Microsoft quietly deleted a data set of more than 10 million images, intended as a test and training data set for facial recognition algorithms, according to a report (paywall) by the Financial Times. The database, dubbed MS Celeb, was the largest public facial recognition data set in the world, and contained more than 10 million images of more than 100,000 people — largely scrapped from publicly available online sources. Uncovered by Berlin-based researcher Adam Harvey, it was reportedly being used by companies to test their facial recognition software. The takedown came after an Financial Times investigation (paywall) found that many of the people in the database were not aware of they were on it, and had not consented to having their pictures used.

In a statement to FT, Microsoft tried to downplay the controversy, saying the database was only for “academic purposes” and was run by an employee who “no longer works for the company”. The FT report noted that the MS Celeb database is still available to any academic institution or company that had previously downloaded it, and is still being shared on GitHub, Dropbox, and Baidu Cloud. Harvey also discovered very similar databases hosted by Duke and Stanford Universities’ researchers during his investigation, which have since been taken down.

Microsoft is not the only company to have assembled a large data set by scraping photos from open Internet. In January, IBM announced it was sharing a collection of 1 million publicly available faces to “study the fairness and accuracy in facial recognition technology”. It said the data set was “available the global research community upon request”.

We believe by extracting and releasing these facial coding scheme annotations on a large dataset of 1 million images of faces, we will accelerate the study of diversity and coverage of data for AI facial recognition systems to ensure more fair and accurate AI systems. Today’s release is simply the first step.


What data did MS Celeb contain?

The database contained more than 10 million images of of over 100,000 people, acquired from websites like Flickr on which a significant number of images are hosted under the Creative Commons licence, that is, they can be used free of copyright concerns. It acquired the name MS Celeb because a large number of the images in the data set were of celebrities and other public figures. However, the data set also included images of security journalists, privacy researchers and authors. Problematically, many of them had not given consent for their images to be used in this way.

The FT report said that data from MS Celeb has been used by major commercial organisations such as IBM, Panasonic, Alibaba, Nvidia, Hitachi, Sensetime and Megvii, among others. Interestingly, Sensetime and Megvii are Chinese suppliers of equipment to officials in Xinjiang, where facial recognition technology is being used to track and control the Uighurs, a primarily Muslim minority in China.

What the GDPR says about user consent

The biggest issue with a the MS Celeb database is the fact that it stored information about people who may not have given their consent. Under the EU’s General Data Protection Regulation, consent must to be informed and specific.
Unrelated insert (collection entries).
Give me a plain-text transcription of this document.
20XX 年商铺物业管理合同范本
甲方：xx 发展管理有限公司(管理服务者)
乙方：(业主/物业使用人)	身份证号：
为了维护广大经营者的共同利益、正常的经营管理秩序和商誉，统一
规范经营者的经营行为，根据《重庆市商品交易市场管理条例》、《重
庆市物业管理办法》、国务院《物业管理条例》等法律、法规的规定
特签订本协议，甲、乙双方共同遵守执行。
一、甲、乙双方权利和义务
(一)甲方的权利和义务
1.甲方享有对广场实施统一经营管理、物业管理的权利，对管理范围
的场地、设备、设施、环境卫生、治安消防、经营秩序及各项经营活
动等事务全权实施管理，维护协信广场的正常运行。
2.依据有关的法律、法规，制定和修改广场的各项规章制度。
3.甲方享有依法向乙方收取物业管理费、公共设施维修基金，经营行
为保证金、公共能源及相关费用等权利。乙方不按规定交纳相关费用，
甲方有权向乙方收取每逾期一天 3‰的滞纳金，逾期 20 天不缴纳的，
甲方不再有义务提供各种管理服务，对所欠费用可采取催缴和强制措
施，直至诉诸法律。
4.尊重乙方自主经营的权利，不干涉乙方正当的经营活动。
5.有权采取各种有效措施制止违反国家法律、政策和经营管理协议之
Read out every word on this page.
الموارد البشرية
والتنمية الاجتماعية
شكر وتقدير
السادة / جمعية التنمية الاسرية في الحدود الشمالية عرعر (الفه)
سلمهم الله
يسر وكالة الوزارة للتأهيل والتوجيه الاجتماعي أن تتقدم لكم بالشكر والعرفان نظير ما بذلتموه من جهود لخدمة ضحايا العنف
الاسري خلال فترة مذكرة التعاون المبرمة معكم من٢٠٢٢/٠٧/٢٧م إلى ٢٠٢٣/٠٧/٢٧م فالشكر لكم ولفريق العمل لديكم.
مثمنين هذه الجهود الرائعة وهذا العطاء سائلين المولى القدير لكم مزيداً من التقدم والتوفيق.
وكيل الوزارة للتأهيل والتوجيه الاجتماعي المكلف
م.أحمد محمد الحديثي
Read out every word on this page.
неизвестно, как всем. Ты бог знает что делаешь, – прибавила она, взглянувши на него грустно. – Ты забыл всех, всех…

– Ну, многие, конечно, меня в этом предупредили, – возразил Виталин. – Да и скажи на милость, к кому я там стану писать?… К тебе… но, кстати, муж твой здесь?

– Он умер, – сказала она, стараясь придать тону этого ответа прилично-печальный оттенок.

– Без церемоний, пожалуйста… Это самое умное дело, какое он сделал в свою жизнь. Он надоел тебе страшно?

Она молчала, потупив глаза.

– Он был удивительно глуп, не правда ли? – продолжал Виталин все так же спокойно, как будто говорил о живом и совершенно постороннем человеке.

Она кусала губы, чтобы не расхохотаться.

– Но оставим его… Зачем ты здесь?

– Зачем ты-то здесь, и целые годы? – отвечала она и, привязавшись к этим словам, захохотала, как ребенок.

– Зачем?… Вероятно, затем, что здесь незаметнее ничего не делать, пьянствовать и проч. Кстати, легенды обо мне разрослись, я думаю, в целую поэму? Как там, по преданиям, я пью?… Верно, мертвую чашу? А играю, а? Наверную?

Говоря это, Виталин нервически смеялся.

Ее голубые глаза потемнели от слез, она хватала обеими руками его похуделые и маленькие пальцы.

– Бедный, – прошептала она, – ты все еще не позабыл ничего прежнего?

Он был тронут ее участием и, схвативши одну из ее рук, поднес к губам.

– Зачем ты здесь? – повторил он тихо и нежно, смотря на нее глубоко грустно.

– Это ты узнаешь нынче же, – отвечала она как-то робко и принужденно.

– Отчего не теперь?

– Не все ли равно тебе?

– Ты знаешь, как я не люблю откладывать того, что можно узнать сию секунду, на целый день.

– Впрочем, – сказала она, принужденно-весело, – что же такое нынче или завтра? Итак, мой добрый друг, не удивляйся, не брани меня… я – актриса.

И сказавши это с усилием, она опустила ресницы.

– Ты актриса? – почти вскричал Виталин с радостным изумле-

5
For this, the data subject must be notified about the controller’s identity, what kind of data will be processed, how it will be used and the purpose of the processing operations as a safeguard against “function creep”. The law also states that consent must be “unambiguous”, that is, it requires either a statement or a clear affirmative act.

Ironically, Microsoft President Brad Smith revealed last October that the firm had turned down a request by California’s law enforcement agency, which wanted it to install facial recognition technology on officers’ cars and bodies, as it posed significant “human rights concerns”. Smith also had beseeched the US Congress to regulate facial recognition technology in a blog post last year, saying it has “broad societal ramifications and potential for abuse”.